During both of his visits of several months here, Matisse stayed at the Grand Hotel Villa de France. I found my way across the Grand Socco, the bazaar area, and up the hill above the medina, through crowded streets lined with small, open-front shops, to the old hotel.

It sits apart on a promontory high above the modern center of town, with its wide boulevards and smart shops.

"Guests book their rooms here a year in advance," the desk clerk told me. And the frayed luxury of its portrait-lined lounges, blue-tiled courtyards, fountains, swimming pool, long terraces and gardens thick with pink hibiscus, white trumpet flowers and spiky green cactus coiling up the dark trunks of palm trees, all seemed wildly romantic to me. No wonder Matisse stayed here.

In lofty comfort he looked down on the bright white city with its deep blue bay. I had to see his room.

But No. 35 was taken, I was told, by an artist from Japan who had reserved it for one month.

"Then I'm sure she won't mind if I knock on her door." A most reluctant clerk led the way.

Maria Takakuwa smiled at my request and showed me into the rather small, simple room. It was sparsely furnished in hard, square 1930s style, certainly not the decor of Matisse's time.
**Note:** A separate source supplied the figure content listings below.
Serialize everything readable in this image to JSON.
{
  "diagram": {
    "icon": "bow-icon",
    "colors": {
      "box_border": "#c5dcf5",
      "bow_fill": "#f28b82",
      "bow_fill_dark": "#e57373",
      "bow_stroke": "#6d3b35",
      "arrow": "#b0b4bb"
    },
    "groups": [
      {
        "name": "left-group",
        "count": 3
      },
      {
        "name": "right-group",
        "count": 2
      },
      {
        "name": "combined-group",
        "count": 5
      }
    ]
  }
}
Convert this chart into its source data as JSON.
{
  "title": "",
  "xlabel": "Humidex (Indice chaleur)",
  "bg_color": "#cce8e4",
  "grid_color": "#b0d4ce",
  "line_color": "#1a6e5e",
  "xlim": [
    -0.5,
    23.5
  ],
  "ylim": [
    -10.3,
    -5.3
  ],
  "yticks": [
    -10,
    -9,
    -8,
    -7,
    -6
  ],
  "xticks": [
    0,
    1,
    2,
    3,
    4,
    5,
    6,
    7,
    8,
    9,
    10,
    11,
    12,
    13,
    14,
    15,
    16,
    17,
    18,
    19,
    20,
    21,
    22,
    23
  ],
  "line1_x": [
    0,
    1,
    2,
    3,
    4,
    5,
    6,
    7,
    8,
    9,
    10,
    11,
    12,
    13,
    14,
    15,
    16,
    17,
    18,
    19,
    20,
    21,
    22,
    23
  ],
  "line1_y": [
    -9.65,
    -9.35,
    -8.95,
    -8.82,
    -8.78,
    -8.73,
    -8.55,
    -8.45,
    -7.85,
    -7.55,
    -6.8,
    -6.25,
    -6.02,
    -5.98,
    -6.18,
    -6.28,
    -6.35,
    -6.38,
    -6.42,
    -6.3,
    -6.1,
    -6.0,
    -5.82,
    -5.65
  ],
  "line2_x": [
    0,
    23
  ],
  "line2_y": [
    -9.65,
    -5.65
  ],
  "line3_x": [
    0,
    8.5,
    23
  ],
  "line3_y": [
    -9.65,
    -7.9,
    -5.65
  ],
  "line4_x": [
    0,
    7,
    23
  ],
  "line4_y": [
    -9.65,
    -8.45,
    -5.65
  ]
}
But the same tall shutters stood open, and palettes, brushes and tubes of oil littered the room and covered the bed.

She motioned me into the large, old-fashioned bathroom. There, on two straight-backed chairs, Takakuwa had propped the big canvas she was working on.

"This," she said, pointing out the bathroom window, "was Matisse's view." Together we leaned on the sill and looked out.

Below we saw what Matisse painted in the "Landscape Viewed From a Window": the green tiled roofs and square white steeple of St. Andrew's English church, now nearly hidden by date palms and evergreens; the white city; the tall, square, tiled minaret; the casbah on the distant hill, and the sapphire Mediterranean Sea beyond. It was a magic moment.

Later, a small boy led me through a maze of alleyways in the medina, up a narrow, steep street of shallow steps to the casbah. We entered through the Bab el Aassa or lookout gate.

Here Matisse set up his easel to paint the distant view of Tangier. He used the gate as a frame--foreshortening, rearranging and adding elements to suit his composition until all that remained the same as the real setting was the typical shape of the gate and the distinctively Moroccan mood in his magnificent painting, "Casbah Gate."

Next to the Bab el Aassa is the wall fountain, dry now, but its brightly colored patterned tiles that appear so often in Matisse's paintings are still in place.

In the casbah is Dar el Maghzen, a former royal palace, now a museum, where Matisse presumably studied the beautiful tile work, wandered in the garden and absorbed the Islamic atmosphere.

It was a new, exotic world. Its impact, according to Cowart, was "the hinge" between Matisse's earlier European Fauve style and his more original, powerful later work.